You may have gotten the wrong idea. This isn't a combination where the same box functions as an oven and a microwave. This is a microwave that is for no reason physically attached to a separate oven - it takes up all the space of a big oven plus a normally sized microwave. The only thing they share is the display panel. And yet that didn't stop anyone from disabling microwave functionality while the oven is on.

There is absolutely no advantage to this compared to having an oven and a separate microwave, and many, many, many disadvantages. It continually boggles my mind that anyone ever designed, manufactured, or purchased this thing.


> The microwave makes a noise while it's operating. When it's finished, it will beep unobtrusively and then continue to make the operating noise. You can stop it from making the operating noise by opening the door.

Check out Chesterton's Fence.


Tell us why you think it’s relevant.


Sure. Sibling comments to my comment explain that the continued "operating noise" is a cooling mechanism that's required by the microwave oven.

So, it wouldn't be a good idea to just rip that part out of the design. Even if it may be annoying. Perhaps a better explanation is needed, like some models showing "cool" in the display.

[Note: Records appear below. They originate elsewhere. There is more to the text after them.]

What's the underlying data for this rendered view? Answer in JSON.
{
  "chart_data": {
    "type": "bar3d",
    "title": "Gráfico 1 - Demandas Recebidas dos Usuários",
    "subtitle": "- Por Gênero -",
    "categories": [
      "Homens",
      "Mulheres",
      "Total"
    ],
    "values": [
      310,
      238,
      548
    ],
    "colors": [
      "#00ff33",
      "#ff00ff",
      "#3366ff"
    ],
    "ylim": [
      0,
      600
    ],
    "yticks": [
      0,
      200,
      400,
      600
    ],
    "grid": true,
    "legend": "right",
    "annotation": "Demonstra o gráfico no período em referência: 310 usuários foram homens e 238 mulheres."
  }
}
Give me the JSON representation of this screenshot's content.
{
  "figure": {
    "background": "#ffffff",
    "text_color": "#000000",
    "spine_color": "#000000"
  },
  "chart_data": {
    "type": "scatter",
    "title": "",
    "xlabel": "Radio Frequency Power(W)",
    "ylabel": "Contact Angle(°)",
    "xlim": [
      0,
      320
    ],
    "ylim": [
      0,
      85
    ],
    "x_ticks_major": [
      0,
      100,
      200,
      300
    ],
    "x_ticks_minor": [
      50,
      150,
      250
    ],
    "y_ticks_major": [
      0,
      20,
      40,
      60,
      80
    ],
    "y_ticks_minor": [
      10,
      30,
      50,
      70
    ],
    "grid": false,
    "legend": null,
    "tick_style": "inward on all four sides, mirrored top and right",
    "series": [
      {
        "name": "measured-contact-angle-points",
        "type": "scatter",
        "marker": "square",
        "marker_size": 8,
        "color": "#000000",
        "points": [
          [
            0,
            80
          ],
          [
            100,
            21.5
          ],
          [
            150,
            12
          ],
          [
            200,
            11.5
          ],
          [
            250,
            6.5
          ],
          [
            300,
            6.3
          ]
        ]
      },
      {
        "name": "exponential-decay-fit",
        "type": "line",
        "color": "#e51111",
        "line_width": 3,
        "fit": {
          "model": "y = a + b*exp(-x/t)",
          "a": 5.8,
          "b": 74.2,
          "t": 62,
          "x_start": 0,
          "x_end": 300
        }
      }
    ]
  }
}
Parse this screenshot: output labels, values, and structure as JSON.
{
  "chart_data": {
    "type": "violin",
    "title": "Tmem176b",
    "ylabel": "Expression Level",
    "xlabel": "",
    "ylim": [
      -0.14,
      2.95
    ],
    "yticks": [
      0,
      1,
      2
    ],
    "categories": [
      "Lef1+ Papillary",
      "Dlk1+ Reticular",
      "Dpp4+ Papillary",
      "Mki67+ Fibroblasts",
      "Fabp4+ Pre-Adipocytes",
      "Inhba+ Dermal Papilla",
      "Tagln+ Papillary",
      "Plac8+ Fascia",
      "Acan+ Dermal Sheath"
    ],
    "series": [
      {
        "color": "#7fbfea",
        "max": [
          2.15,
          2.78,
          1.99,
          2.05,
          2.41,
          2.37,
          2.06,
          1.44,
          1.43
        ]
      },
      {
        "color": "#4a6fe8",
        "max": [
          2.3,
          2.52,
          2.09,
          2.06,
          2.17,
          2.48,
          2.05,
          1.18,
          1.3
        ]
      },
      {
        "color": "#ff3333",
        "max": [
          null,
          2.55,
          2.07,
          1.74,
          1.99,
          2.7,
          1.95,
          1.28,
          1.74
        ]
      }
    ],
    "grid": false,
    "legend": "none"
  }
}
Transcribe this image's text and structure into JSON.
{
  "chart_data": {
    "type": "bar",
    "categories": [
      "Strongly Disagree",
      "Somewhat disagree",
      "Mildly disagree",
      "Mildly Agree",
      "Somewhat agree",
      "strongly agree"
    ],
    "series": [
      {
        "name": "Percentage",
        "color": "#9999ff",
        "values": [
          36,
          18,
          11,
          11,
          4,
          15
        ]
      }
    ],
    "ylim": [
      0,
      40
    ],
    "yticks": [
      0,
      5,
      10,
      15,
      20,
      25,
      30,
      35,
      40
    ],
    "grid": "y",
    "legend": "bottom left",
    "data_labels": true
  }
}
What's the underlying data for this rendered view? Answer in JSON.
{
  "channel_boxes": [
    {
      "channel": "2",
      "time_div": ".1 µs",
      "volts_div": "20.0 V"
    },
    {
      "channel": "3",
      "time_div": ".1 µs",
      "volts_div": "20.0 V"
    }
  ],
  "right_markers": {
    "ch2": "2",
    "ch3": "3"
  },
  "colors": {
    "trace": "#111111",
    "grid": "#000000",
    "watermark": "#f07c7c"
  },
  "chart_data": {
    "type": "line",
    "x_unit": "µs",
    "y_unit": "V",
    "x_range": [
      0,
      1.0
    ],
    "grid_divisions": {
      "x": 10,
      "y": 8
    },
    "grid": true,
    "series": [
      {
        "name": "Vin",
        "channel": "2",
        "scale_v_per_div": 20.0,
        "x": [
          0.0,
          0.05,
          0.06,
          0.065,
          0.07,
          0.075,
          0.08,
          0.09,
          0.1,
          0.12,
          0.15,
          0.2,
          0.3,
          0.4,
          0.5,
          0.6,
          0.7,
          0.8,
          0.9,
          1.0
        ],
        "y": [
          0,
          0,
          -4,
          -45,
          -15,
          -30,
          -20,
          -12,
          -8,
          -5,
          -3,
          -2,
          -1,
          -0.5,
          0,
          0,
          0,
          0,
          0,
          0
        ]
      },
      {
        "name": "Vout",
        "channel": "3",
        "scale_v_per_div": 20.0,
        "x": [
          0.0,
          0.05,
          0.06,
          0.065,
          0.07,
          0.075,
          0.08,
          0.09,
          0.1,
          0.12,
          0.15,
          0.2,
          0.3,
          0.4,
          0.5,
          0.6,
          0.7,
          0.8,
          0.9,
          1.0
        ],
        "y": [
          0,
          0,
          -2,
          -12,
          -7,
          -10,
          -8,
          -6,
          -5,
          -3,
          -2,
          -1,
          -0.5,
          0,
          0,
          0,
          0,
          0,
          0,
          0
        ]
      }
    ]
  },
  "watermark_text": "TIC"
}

But it's per se not a design oversight.

Chesterton's Fence is about not changing things before understanding what led to the current state of affairs. I think the principle easily extends to complaining as well.


No, absolutely not. This is not a problem that other microwaves have. It seriously impairs the functioning of the microwave. Chesterton's Fence tells us that there is no cost to eliminating this ridiculously awful functionality, because other microwaves already don't do it. An explanation doesn't help in any way. The solution is to stop misbehaving.


Maybe those other microwaves have a different design that doesn't make it necessary. So, sure, you can re-design the microwave oven, but that may entail significantly more work than to just deactivate the fan.

I could criticize cars with combustion engines for having one and being so noisy/stinky/... Then I could go on claiming that they should just turn them off, cause there are cars without combustion engines which are less noisy/stinky/... I'd be missing that there is more to it than just turning off the engine. I'd need to replace it with something else, like an EV. Maybe that did not exist yet when that car was build. So, claiming that this old Ford from 1970 having a combustion engine is stupid because "this is not a problem that other cars have" is missing the point. I could go rip the engine out because I don't like that it's noisy/stinky/... But I'm in for a surprise here. The vehicle won't move anymore. Something I'd have understood had I followed the principle put forward by Chesterton's Fence.

> Chesterton's Fence tells us that there is no cost to eliminating this ridiculously awful functionality

No. It tells you to first understand what you are doing. Blindly claiming something misses that part.